2) Our next strategy in work avoidance is telling other people to do it. We'll call qs_partition and receive the pivot index that it used. As you know from the last step, anything in the array before this index is less than or equal to the value at the pivot. Everything after is greater than the pivot.
3) What does that mean? It means that if we sort everything before the pivot and everything after the pivot, we will have a sorted array, because the pivot is already in the correct spot. So we'll do just that. Do we know any sorting algorithms? We have quick_sort.
Review
It looks like we can get away with not doing any real work. You'll see that if we call quick_sort, it results in two more quick_sort calls, one on each side of our pivot. This branching behavior will continue until each call runs into an array that is only one element. Since an array of one element is sorted, then our entire array is sorted.
Write Calling Code
Background
You have now implemented the quick sort algorithm. Let's see if you did it correctly. To do this, we will need to write code that will call the quick_sort function.
To compile and run your program, you can go to Build > Build and run, or you can press F9 if you are using Windows.
Goal
Writing in main, make an array of integers and sort it using our quick_sort function. Print out the array before and after sorting.
Steps
1) The first two lines are a bit of setup. We are seeding our random number generator with the current time, to get more variability. Then we are creating an array with ARRAY_SIZE integers in it. ARRAY_SIZE is defined earlier in the file, and for this test we will set it to 30, though you can test larger or smaller sizes as well.
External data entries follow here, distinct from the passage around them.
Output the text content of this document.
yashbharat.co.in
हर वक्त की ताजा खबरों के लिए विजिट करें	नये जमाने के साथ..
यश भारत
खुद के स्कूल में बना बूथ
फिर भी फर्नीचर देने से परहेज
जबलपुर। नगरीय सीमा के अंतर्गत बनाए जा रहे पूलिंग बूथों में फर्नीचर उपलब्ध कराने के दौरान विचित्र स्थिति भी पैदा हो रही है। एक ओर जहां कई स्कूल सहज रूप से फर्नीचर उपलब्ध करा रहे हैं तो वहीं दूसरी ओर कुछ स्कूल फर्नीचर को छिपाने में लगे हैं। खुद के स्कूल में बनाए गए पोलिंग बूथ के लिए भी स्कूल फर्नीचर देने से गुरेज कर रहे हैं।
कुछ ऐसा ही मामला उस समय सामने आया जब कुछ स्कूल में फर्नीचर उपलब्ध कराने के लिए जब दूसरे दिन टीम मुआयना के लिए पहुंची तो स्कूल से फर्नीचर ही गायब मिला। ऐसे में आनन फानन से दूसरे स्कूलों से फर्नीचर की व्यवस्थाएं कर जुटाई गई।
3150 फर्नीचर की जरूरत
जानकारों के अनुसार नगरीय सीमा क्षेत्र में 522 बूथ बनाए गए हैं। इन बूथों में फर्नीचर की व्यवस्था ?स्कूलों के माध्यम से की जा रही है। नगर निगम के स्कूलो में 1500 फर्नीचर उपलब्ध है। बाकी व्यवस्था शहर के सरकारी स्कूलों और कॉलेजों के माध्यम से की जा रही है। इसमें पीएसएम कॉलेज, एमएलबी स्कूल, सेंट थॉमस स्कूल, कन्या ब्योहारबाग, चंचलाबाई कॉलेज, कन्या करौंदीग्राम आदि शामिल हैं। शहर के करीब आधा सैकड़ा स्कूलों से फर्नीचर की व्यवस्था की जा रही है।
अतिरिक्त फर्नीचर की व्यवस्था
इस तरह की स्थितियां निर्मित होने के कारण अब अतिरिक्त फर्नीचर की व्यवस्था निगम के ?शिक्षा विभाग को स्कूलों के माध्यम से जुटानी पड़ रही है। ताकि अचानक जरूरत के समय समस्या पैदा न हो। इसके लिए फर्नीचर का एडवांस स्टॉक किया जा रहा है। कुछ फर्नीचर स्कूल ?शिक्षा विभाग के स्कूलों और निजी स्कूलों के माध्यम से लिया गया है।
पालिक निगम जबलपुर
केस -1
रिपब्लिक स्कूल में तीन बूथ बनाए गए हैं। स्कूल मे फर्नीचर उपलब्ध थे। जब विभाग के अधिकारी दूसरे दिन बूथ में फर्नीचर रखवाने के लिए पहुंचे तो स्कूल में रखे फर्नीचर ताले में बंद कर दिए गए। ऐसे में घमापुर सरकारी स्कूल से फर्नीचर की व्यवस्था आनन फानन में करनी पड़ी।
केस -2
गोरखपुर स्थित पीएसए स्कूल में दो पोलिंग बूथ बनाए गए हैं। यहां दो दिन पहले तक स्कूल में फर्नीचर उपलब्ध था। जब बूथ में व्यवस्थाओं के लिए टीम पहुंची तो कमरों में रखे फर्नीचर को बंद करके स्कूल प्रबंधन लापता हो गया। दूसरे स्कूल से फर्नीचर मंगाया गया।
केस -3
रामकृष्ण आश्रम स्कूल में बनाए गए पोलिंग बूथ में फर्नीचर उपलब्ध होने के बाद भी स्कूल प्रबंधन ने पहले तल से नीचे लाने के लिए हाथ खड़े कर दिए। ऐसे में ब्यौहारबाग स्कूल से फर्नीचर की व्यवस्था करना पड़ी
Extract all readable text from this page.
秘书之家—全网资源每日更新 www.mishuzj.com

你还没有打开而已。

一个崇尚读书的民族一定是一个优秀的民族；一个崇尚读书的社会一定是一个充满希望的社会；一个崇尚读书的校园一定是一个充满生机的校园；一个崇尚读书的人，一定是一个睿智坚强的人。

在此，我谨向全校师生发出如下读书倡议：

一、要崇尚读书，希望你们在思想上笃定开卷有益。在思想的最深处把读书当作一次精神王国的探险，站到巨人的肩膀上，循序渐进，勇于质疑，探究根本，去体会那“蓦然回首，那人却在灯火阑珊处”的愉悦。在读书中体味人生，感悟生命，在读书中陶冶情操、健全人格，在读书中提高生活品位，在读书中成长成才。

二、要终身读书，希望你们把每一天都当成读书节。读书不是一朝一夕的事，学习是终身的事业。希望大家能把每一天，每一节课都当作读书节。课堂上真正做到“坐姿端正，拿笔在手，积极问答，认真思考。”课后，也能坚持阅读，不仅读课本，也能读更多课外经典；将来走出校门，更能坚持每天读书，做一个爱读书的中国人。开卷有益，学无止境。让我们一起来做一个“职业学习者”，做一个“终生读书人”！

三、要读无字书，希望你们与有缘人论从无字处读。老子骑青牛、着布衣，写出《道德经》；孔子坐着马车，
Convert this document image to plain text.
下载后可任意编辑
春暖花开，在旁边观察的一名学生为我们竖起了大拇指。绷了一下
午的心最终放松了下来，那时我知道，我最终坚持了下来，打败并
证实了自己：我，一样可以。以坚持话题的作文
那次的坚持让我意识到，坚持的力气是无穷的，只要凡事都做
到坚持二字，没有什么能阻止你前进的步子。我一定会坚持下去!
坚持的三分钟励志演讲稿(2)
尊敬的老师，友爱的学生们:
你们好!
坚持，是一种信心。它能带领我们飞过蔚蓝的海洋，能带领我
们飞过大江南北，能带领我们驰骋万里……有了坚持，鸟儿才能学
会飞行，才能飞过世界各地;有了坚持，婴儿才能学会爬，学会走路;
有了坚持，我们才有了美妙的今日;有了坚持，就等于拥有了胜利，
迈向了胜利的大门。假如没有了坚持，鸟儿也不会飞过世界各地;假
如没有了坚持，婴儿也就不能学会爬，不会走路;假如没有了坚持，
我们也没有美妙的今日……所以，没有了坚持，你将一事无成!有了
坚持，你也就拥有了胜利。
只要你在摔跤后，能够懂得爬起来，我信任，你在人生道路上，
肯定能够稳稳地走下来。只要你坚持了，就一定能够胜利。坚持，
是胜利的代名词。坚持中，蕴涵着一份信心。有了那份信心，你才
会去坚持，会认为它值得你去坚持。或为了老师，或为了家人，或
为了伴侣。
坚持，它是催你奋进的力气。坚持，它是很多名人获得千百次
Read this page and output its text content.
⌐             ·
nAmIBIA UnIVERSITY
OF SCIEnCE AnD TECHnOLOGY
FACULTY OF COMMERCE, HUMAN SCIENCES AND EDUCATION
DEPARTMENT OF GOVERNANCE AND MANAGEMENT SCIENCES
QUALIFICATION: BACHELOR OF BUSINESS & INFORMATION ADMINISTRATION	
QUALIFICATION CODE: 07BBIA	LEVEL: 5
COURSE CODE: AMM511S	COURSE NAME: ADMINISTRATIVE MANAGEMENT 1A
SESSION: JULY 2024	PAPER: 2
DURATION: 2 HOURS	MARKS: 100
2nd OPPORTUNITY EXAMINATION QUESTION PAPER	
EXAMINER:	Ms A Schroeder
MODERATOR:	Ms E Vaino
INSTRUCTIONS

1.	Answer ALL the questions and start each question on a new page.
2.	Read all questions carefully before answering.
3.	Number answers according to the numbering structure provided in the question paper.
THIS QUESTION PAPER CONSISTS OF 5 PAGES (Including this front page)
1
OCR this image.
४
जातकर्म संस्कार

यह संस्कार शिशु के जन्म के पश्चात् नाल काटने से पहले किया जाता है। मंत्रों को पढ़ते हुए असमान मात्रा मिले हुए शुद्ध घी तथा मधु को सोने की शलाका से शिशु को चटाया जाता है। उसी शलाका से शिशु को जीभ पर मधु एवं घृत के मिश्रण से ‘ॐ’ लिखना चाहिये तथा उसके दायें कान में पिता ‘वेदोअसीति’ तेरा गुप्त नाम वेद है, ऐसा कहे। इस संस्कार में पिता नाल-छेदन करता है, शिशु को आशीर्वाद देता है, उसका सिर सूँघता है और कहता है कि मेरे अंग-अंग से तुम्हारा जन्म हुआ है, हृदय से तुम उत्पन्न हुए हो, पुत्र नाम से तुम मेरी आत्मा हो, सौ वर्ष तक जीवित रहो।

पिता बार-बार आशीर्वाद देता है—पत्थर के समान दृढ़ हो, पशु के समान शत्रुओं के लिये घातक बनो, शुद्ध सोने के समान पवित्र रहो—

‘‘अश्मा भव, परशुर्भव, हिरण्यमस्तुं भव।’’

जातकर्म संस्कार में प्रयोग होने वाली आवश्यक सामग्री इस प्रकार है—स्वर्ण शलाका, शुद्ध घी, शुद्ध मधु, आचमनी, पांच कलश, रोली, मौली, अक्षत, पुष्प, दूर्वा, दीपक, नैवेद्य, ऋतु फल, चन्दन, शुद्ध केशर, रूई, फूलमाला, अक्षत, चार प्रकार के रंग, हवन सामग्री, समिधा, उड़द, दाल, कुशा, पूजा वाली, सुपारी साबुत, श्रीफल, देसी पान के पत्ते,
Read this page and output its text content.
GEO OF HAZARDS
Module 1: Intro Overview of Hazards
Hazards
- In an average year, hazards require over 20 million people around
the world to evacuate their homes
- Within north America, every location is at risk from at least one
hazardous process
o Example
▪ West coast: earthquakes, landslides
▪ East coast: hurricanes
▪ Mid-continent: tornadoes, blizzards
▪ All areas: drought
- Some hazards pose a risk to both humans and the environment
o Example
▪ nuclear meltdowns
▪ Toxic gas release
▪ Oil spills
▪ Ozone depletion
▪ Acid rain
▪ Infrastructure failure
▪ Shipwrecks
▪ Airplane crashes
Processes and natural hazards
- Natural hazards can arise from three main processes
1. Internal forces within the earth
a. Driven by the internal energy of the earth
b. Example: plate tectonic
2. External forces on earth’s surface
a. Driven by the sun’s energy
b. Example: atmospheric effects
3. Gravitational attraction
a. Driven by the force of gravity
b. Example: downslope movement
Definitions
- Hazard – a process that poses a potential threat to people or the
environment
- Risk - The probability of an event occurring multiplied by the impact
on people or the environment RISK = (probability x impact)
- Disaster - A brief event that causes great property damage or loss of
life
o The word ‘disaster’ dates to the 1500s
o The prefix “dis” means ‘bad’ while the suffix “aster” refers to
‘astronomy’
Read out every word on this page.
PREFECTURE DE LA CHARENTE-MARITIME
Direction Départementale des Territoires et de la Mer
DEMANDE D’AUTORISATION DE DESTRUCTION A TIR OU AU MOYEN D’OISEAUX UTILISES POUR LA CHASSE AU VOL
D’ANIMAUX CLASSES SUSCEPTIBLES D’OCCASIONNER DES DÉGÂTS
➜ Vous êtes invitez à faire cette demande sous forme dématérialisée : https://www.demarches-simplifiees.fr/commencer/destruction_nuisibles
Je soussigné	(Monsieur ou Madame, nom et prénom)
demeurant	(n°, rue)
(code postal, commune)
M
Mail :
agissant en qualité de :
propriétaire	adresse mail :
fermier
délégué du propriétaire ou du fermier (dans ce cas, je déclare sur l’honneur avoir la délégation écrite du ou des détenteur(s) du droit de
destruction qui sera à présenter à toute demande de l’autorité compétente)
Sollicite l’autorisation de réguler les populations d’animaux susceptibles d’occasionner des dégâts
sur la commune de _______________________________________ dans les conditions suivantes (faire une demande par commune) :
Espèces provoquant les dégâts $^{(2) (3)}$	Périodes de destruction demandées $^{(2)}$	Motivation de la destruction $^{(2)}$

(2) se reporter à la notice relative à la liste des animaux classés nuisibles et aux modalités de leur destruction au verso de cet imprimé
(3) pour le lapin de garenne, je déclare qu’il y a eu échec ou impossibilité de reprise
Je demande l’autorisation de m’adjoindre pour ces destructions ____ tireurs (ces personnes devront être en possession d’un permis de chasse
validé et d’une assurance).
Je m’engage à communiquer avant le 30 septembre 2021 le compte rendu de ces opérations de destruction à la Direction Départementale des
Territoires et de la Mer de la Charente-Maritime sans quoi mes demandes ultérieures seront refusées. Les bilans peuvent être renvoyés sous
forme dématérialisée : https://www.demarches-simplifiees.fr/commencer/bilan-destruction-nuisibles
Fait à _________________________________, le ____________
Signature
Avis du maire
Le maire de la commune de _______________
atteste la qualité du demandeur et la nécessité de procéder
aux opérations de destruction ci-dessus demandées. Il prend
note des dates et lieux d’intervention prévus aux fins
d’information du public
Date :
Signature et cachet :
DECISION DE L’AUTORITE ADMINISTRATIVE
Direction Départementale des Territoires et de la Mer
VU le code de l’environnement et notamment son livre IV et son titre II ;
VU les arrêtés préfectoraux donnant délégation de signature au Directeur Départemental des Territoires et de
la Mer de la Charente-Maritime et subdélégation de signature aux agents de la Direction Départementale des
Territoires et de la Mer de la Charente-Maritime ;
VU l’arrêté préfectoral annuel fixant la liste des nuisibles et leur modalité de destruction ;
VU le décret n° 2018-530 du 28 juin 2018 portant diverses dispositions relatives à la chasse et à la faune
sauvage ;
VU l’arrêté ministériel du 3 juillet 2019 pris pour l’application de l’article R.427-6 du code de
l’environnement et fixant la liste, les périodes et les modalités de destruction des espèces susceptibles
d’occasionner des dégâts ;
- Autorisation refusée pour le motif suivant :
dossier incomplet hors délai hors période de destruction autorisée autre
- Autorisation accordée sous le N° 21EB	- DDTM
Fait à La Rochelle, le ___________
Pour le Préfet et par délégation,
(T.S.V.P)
2) Next, fill the array with random integers between 0 and 500 inclusive, printing out the array as you go. You can change range of possible random integers as well.
3) You'll see then that we call quick_sort and pass to it
i) the array,
ii) 0, meaning the first element in the array, and
iii) ARRAY_SIZE - 1, the last spot in the array.
4) To see if it worked, print out the the array again.
Review
Once you have written your calling code, you can build and run your program to see the results. If there are errors, be sure to double check all of your code and compile and run it again.